Click image to view more.
Alas, Dear Charlie, I'm Glad I Know Ye
Norman Van Aken / July 2012
First as a mentor, then as an equal, and lastly—and mostly—as a best friend, Norman Van Aken has known Charlie Trotter as few others have. Here he shares some recollections as Trotter sets to close his legendary Chicago restaurant at the end of August.
I woke up from another dream of Charlie. In dreams, as in life, nothing is impossible with Charlie Trotter. The dream, my waking self thinks, was explaining the phenomena of his restaurant, which is to say Charlie himself. Has there ever been an example of a temple of fine cuisine so twined with a single man? If so, one could count them on one hand. And I’d say there’d be damn few other Americans named. No dreaming there.
We met in the summer of 1982. I had just returned to Illinois to live with my wife, Janet, and our baby son, Justin, from Key West, where I had learned to cook for a living. In a stroke of undeserved luck, I had been hired to be the chef of Sinclair’s in Lake Forest. Charlie arrived in my kitchen through the dining room door in his front-of-the-house clothing. He had been hired on as a busboy three months back, and he now wanted a job with us in the kitchen. I turned the very thin, very white, very intense man down. We had no positions and, after all, he had no experience. My sous chef noticed. Charlie came back a week later and asked again. The third time this happened my sous chef said, “Aw, let’s put him in garde-manger. I’ll make sure he’s OK.” And that is how I began to know him. My first impressions were how much he cut and burned himself. He took to hiding his hands from me under the long sleeves of a chef’s jacket that seemed to drape over his frame like a monk’s robe. But my sous chef was Carrie Nahabedian, and she tended his wounds while teaching him to step up, too. Suzy Crofton and Celeste Zeccola also guided the just-out-of-college boy with sisterly care.
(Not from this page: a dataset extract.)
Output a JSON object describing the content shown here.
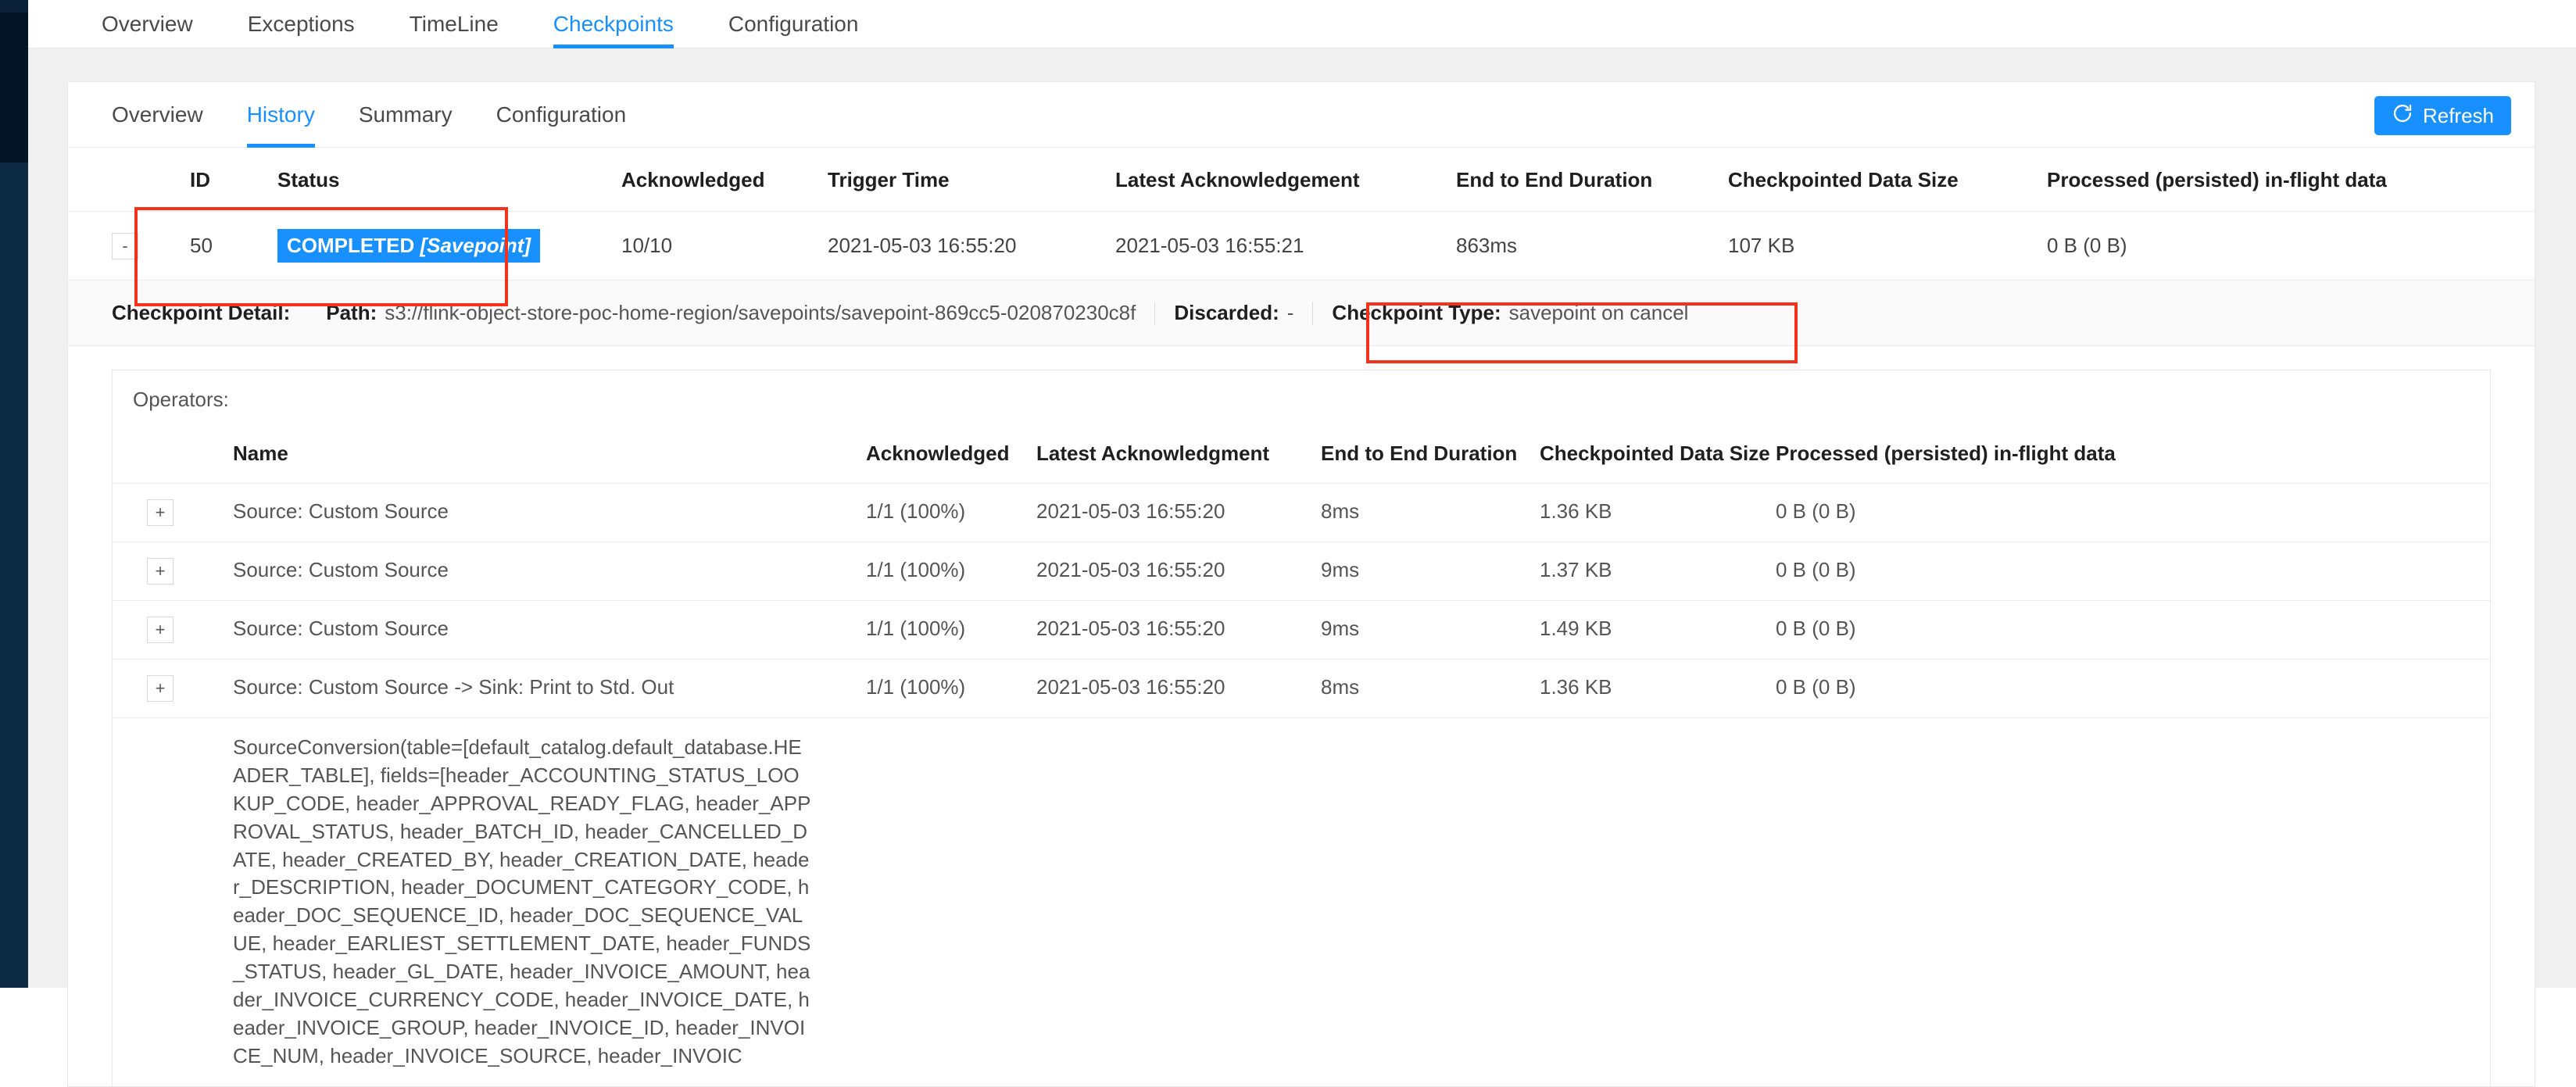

At Sinclair’s, we were creating what was being called New American Cuisine. The restaurant was named for and run by Gordon Sinclair, one of Chicago’s greatest late 20th century restaurateurs. He had been made a partner in the endeavor by the financial backer and American giant of commerce Marshall Field IV. This unlikeliest of partners helped spawn a kitchen that decided to run with the ball. Gordon had traveled to California just before we opened, and he brought back menus from Spago and Chez Panisse, as well as Alice Waters’ first cookbook, Chez Panisse Menu Cookbook. I was reading James Beard’s books and added all those into our culinary mix. We dreamt big. After all, Le Français, then hailed as the best restaurant in America by Bon Appétit, was a few miles down the road in Wheeling, inspiring us by its proximity as well as its daring. Back then, there was no Beard Awards, no TV Food Network, no Top Chef—and no Food Arts. So we worked with no established compass to lend direction. We used an inner map. Charlie fell in love with the endless optimism and potential in my kitchen, and that’s why I think he trusted me with his heart.
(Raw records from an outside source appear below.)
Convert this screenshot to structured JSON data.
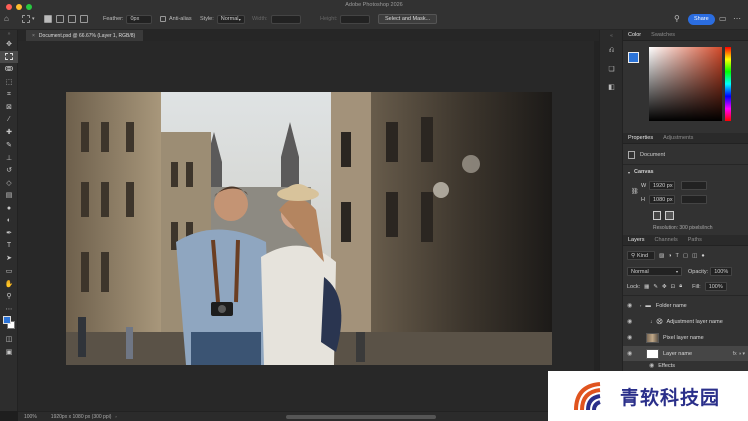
{
  "window": {
    "title": "Adobe Photoshop 2026",
    "traffic_colors": [
      "#ff5f57",
      "#febc2e",
      "#28c840"
    ]
  },
  "options_bar": {
    "feather_label": "Feather:",
    "feather_value": "0px",
    "antialias_label": "Anti-alias",
    "style_label": "Style:",
    "style_value": "Normal",
    "width_label": "Width:",
    "height_label": "Height:",
    "select_mask_label": "Select and Mask...",
    "share_label": "Share"
  },
  "document": {
    "tab_label": "Document.psd @ 66.67% (Layer 1, RGB/8)"
  },
  "status": {
    "zoom": "100%",
    "info": "1920px x 1080 px (300 ppi)"
  },
  "color_panel": {
    "tabs": [
      "Color",
      "Swatches"
    ],
    "foreground": "#2c74d8",
    "background": "#ffffff"
  },
  "properties_panel": {
    "tabs": [
      "Properties",
      "Adjustments"
    ],
    "doc_label": "Document",
    "canvas_label": "Canvas",
    "w_label": "W",
    "w_value": "1920 px",
    "h_label": "H",
    "h_value": "1080 px",
    "resolution": "Resolution: 300 pixels/inch"
  },
  "layers_panel": {
    "tabs": [
      "Layers",
      "Channels",
      "Paths"
    ],
    "filter_value": "Kind",
    "blend_mode": "Normal",
    "opacity_label": "Opacity:",
    "opacity_value": "100%",
    "lock_label": "Lock:",
    "fill_label": "Fill:",
    "fill_value": "100%",
    "layers": [
      {
        "name": "Folder name"
      },
      {
        "name": "Adjustment layer name"
      },
      {
        "name": "Pixel layer name"
      },
      {
        "name": "Layer name"
      }
    ],
    "effects_label": "Effects"
  },
  "watermark": {
    "text": "青软科技园"
  }
}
We stayed in touch as Sinclair’s split in two. I took the southern one, being resurrected from an old Hilton hotel site, and returned to Florida. Carrie remained in Illinois with the team we co-created. Charlie decided to go out to California and attend the California Culinary Academy. Postcards he wrote to me over those years began to accumulate as he explored what now was catapulting his drive toward a kind of cuisine never seen before in our country. He read constantly, and he knew from our kitchen meetings each night, where I explained the food to the waitstaff, that I was a reader, too. He felt he could open up to me in ways he’d not been able to open up to anyone before. The postcards were filled with his account of food, philosophy, music, art, and the pursuit of something that proved to the heavens he cared about being ALIVE! Charlie recognized life as the most amazing gift as well as the most amazing challenge.
Many postcard covers were from the artists he admired: Henry Miller, Charlie Parker, Anaïs Nin, Miles Davis, and Bob Dylan. Some were campy. Some were bawdy. And all of them were crammed with more words than any postcard I’d ever read in my life. He sent me one that asked how it was going with the new place in Jupiter, Florida. He offered to come join in. This time I replied, “Hell, yes!” and he drove his car nonstop from San Francisco in about three days, fueling up with what I could see from the litter on the floor of his mud-spattered Saab was a lake of caffeine and a carton of Lindt chocolate bars.
At Sinclair’s American Grill, Charlie emerged as a man in much more possession of his capabilities. He helped me launch that restaurant, and then it was my turn to leave. I had to get back to Key West. My heart ached for the place again, and I scored a job at a place called Louie’s Backyard. Soon Charlie joined me there, too. It was the last place he worked with me as his chef. But the letters, postcards, and packages of saved clipped-out articles never stopped.
He wrote: “I drove across the country twice reading On the Road. I used to read 50 pages and then tear them out and leave them on a train or after eating apple pie in a diner.”
He left the pages in hopes they would reach some other person, a gift to the world. And now he leaves us Charlie Trotter’s as a memory and a testament to what a person can achieve if he gives nothing less than his all.